Une Vision Stratégique pour l’Énergie et l’Intégration Régionale
Le Gazoduc Africain Atlantique est bien plus qu’une infrastructure énergétique. Conçu pour relier le Nigeria, premier producteur de gaz naturel du continent, au Maroc, porte stratégique vers l’Europe sur plus de 5 600 kilomètres, ce projet traversera 13 pays africains membres de la CEDEAO en plus de la Mauritanie. Il incarne une vision panafricaine ambitieuse visant à promouvoir l’autonomie énergétique du continent, à accélérer l’intégration régionale et à renforcer la sécurité énergétique mondiale.
Annoncé lors de la visite de Sa Majesté le Roi Mohammed VI au Nigeria en décembre 2016, le projet a marqué une étape décisive dans la coopération Sud-Sud. Ce partenariat stratégique entre le Maroc et le Nigeria, consolidé par le soutien des pays de la CEDEAO et de la Mauritanie, est un modèle de collaboration transfrontalière, aligné sur des objectifs communs de développement économique et d’intégration énergétique.

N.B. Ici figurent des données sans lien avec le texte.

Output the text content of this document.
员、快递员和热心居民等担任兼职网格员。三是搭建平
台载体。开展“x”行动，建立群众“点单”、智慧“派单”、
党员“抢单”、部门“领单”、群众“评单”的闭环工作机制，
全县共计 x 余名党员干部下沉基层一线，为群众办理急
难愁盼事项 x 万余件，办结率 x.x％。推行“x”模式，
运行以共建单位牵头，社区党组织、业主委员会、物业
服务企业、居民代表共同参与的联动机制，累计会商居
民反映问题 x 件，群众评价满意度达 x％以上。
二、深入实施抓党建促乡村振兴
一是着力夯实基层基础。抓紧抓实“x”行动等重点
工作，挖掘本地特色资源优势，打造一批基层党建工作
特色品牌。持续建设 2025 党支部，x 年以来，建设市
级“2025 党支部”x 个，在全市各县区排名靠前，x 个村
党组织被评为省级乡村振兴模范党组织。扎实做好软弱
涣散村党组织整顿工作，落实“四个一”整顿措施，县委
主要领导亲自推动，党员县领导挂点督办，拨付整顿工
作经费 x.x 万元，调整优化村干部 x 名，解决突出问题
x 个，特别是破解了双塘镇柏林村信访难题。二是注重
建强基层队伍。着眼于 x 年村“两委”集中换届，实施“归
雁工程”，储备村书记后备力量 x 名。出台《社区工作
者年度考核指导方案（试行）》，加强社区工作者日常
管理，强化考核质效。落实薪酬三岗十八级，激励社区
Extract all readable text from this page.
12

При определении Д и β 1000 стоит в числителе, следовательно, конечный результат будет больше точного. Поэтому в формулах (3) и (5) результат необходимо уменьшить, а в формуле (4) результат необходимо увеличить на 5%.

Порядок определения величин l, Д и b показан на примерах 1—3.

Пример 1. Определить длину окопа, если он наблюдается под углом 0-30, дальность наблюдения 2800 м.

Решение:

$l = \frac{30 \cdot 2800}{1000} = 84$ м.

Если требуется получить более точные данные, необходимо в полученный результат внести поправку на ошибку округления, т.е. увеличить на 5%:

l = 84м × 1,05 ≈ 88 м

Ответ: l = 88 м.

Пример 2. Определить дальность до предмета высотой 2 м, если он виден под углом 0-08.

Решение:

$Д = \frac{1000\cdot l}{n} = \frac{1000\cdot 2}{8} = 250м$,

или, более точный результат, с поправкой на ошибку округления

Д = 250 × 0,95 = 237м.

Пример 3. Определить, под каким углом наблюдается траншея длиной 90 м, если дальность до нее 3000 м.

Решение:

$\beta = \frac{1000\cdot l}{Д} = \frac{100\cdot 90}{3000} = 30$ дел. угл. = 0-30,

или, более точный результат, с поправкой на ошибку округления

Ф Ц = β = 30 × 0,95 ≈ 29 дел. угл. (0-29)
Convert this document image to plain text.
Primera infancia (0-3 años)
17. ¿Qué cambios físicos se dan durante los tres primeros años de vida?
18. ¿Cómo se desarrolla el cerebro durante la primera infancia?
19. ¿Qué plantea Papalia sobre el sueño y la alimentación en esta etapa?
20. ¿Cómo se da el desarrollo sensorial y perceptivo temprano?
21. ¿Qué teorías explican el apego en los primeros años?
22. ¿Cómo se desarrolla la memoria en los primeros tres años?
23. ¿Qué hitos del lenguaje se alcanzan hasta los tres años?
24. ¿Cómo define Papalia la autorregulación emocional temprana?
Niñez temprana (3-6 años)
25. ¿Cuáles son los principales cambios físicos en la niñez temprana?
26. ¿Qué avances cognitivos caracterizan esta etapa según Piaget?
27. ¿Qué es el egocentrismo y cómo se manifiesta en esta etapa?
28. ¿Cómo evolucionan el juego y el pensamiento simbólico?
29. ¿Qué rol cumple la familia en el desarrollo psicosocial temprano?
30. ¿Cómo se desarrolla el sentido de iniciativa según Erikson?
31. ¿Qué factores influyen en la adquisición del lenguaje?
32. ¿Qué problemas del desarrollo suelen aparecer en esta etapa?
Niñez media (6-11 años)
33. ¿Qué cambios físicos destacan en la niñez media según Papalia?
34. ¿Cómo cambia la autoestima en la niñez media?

Un Projet Structurant au Service de l’Afrique
Il constituera une extension du gazoduc existant en Afrique de l’Ouest, qui relie Lagos, au Nigeria, à des villes comme Cotonou, Lomé, Tema et Takoradi. En traversant des capitales telles qu’Abidjan, Monrovia, Freetown, Conakry, Bissau, Dakar et Nouakchott, il s’inscrira dans une stratégie visant à connecter les ressources énergétiques africaines aux grands marchés internationaux. Son tracé aboutit à Tanger, au Maroc, avec une connexion possible à l’Europe via Cadix, en Espagne.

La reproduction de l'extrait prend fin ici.